The above answer with min_periods
invalidates the behavior of having nan
where the window is not long enough. However, pandas rolling
does not provide the ability to allow nan
in rolling window (of the correct length) to be viewed as a "valid" sample. Here is the required logic:
If (current window length < desired window length) -> return nan
If (current window length == desired window length) -> return np.nan[func](window)

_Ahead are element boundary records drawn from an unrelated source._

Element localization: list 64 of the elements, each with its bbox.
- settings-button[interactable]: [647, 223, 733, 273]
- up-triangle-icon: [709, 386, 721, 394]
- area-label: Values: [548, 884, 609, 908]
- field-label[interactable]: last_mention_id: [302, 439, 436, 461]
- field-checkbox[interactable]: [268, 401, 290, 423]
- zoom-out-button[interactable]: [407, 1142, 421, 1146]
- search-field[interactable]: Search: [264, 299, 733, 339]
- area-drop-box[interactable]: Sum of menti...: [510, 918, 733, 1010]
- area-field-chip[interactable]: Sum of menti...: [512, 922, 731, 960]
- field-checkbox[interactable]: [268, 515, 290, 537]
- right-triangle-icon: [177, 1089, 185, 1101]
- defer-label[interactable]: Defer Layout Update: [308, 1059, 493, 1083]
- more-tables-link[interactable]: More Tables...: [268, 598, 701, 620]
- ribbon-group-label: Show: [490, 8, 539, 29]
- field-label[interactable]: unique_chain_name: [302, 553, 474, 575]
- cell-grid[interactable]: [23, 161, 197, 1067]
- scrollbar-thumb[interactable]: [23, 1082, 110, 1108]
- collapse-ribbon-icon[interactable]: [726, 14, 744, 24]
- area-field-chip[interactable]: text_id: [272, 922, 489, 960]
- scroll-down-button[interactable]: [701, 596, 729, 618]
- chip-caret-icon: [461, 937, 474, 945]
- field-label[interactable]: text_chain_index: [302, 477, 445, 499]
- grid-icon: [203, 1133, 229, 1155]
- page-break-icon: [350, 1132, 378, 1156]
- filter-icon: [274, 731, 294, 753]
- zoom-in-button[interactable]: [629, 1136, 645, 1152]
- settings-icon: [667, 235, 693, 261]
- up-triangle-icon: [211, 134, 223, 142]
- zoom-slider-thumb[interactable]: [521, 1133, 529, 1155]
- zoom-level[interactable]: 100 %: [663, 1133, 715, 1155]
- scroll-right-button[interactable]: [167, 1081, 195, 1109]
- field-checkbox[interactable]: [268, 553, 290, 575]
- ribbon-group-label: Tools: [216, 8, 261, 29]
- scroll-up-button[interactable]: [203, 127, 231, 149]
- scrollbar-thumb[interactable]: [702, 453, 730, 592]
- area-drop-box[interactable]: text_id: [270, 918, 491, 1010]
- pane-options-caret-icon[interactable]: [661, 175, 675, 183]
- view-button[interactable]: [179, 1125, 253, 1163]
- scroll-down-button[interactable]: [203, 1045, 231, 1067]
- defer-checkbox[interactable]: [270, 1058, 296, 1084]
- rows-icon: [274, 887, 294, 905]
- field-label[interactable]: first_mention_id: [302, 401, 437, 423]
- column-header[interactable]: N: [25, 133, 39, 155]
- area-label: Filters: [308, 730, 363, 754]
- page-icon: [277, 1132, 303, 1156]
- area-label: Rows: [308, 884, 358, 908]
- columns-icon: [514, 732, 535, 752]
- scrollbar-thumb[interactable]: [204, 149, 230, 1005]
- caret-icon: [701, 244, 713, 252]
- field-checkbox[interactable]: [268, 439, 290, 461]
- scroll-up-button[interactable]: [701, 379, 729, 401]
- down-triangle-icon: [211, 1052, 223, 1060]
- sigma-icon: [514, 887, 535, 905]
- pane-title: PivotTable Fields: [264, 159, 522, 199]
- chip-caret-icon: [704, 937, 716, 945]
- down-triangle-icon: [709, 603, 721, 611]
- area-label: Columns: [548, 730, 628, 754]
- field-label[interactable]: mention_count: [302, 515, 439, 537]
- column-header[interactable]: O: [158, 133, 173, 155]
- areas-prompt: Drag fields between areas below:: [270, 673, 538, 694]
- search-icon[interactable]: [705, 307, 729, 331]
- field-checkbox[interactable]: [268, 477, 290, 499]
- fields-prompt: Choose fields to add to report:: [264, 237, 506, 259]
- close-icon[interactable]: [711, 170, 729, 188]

I've seen a few questions like this across stack overflow and the problem is hard to describe, so a lot of people do not have the correct answer. Here is a solution using numba
and using a rolling sum as an example. In my example, I am also providing the ability to not calculate the function over the first block of nan
if such a block exists. Remove A
from this to remove this functionality:
from numba import njit
import numpy as np
@njit
def rolling_nansum(x, W):
# Setup Output Array
out = np.full(len(x), np.nan)
# Find the First non-nan value (virst valid sample for the function)
A = (~np.isnan(x)).argmax()
# Compute the Rolling Function
for i in range(A+W-1, len(x)):
out[i] = np.nansum(x[i-W+1:i+1])
return out
df.apply(lambda x: rolling_nansum(x, 100), raw=True, axis=0)
This was tested on a 4300x1000 element DataFrame and performs the calculation in 480 ms
.
This code applies the correct logic, columnwise across the DataFrame. This is a good way to handle rolling functions on missing data without introducing lookahead bias, or having results with nan
. This is a common use case for financial data.